Investment in fossil fuels in developing countries
UKEF has a record of financing fossil fuels in low and middle-income countries. It is estimated to have provided £551 million in support of fossil fuel production overseas per year between 2014 and 2016. Fossil fuels make up 99.4% of all energy support provided by UKEF in 2010-14.
Investment in fossil fuels in developing countries is particularly damaging, locking in high-carbon dependency. Energy consumption in developing nations is set to increase in the coming years. Research has indicated that, to prevent catastrophic climate change, at least 80% of proven fossil fuels must stay in the ground.
Fossil fuel subsidies
Campaigns criticise fossil fuel subsidies for being inefficient. They have also been blamed for exacerbating the division between rich and poor in developing nations, as well as encouraging the consumption of cheap electricity.
In combination with the issues surrounding fuel subsidies, and opportunities to finance renewable energy sources, the Committee will explore why UKEF takes the stance it does.
Terms of Reference
The Committee invites submissions on some or all of the following points by Friday, 4 January 2019.

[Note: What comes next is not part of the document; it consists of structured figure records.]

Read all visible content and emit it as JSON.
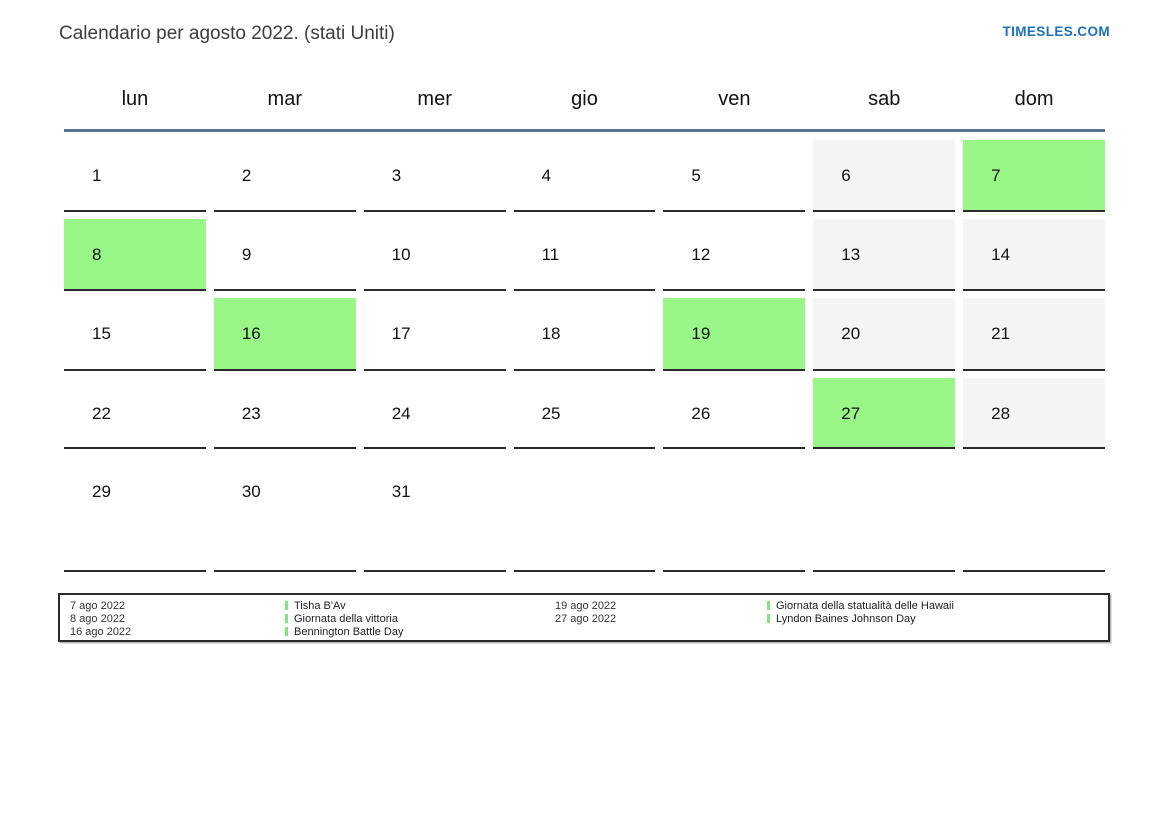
{
  "page": {
    "title": "Calendario per agosto 2022. (stati Uniti)",
    "brand": "TIMESLES.COM"
  },
  "colors": {
    "holiday_green": "#98f787",
    "weekend_gray": "#f4f4f3",
    "header_line_blue": "#54749c",
    "brand_blue": "#1e6fbc",
    "cell_border_dark": "#2b2b2b",
    "legend_marker_green": "#7ee87e"
  },
  "calendar": {
    "weekday_headers": [
      "lun",
      "mar",
      "mer",
      "gio",
      "ven",
      "sab",
      "dom"
    ],
    "weeks": [
      [
        {
          "day": "1",
          "type": "normal"
        },
        {
          "day": "2",
          "type": "normal"
        },
        {
          "day": "3",
          "type": "normal"
        },
        {
          "day": "4",
          "type": "normal"
        },
        {
          "day": "5",
          "type": "normal"
        },
        {
          "day": "6",
          "type": "weekend"
        },
        {
          "day": "7",
          "type": "holiday"
        }
      ],
      [
        {
          "day": "8",
          "type": "holiday"
        },
        {
          "day": "9",
          "type": "normal"
        },
        {
          "day": "10",
          "type": "normal"
        },
        {
          "day": "11",
          "type": "normal"
        },
        {
          "day": "12",
          "type": "normal"
        },
        {
          "day": "13",
          "type": "weekend"
        },
        {
          "day": "14",
          "type": "weekend"
        }
      ],
      [
        {
          "day": "15",
          "type": "normal"
        },
        {
          "day": "16",
          "type": "holiday"
        },
        {
          "day": "17",
          "type": "normal"
        },
        {
          "day": "18",
          "type": "normal"
        },
        {
          "day": "19",
          "type": "holiday"
        },
        {
          "day": "20",
          "type": "weekend"
        },
        {
          "day": "21",
          "type": "weekend"
        }
      ],
      [
        {
          "day": "22",
          "type": "normal"
        },
        {
          "day": "23",
          "type": "normal"
        },
        {
          "day": "24",
          "type": "normal"
        },
        {
          "day": "25",
          "type": "normal"
        },
        {
          "day": "26",
          "type": "normal"
        },
        {
          "day": "27",
          "type": "holiday"
        },
        {
          "day": "28",
          "type": "weekend"
        }
      ],
      [
        {
          "day": "29",
          "type": "normal"
        },
        {
          "day": "30",
          "type": "normal"
        },
        {
          "day": "31",
          "type": "normal"
        },
        {
          "day": "",
          "type": "empty"
        },
        {
          "day": "",
          "type": "empty"
        },
        {
          "day": "",
          "type": "empty"
        },
        {
          "day": "",
          "type": "empty"
        }
      ]
    ]
  },
  "legend": {
    "groups": [
      {
        "entries": [
          {
            "date": "7 ago 2022",
            "name": "Tisha B'Av"
          },
          {
            "date": "8 ago 2022",
            "name": "Giornata della vittoria"
          },
          {
            "date": "16 ago 2022",
            "name": "Bennington Battle Day"
          }
        ]
      },
      {
        "entries": [
          {
            "date": "19 ago 2022",
            "name": "Giornata della statualità delle Hawaii"
          },
          {
            "date": "27 ago 2022",
            "name": "Lyndon Baines Johnson Day"
          }
        ]
      }
    ]
  }
}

Financing fossil fuels in developing countries
- What proportion of UKEF's overseas investment currently supports fossil fuel projects? What proportion supports renewable energy or carbon neutral project? Where are these investments made?
- Which UK companies and regions benefitted, and which UK institutions participated?
- What is the impact of fossil fuel investment overseas which is supported by UKEF?
- How do subsidies play a role in financing fossil fuels overseas?
- What alternatives exist to fossil fuel subsidies?
- Which countries do a good job of supporting renewable energy exports? What do they do well?
- What can be done to remove the current barriers to investing in alternatives to fossil fuel projects?
Current policy landscape
- Do current strategies support the UK Government's Clean Growth Strategy, the UK's international climate change commitments, and the UN's Global Goals for Sustainable Development?
- Does the UK Government have a plan to phase out fossil fuel subsidies overseas? What actions should they take?
- What actions have been taken by the World Bank and Asian Infrastructure Investment Bank to prepare for the expected increase in energy demand from developing countries?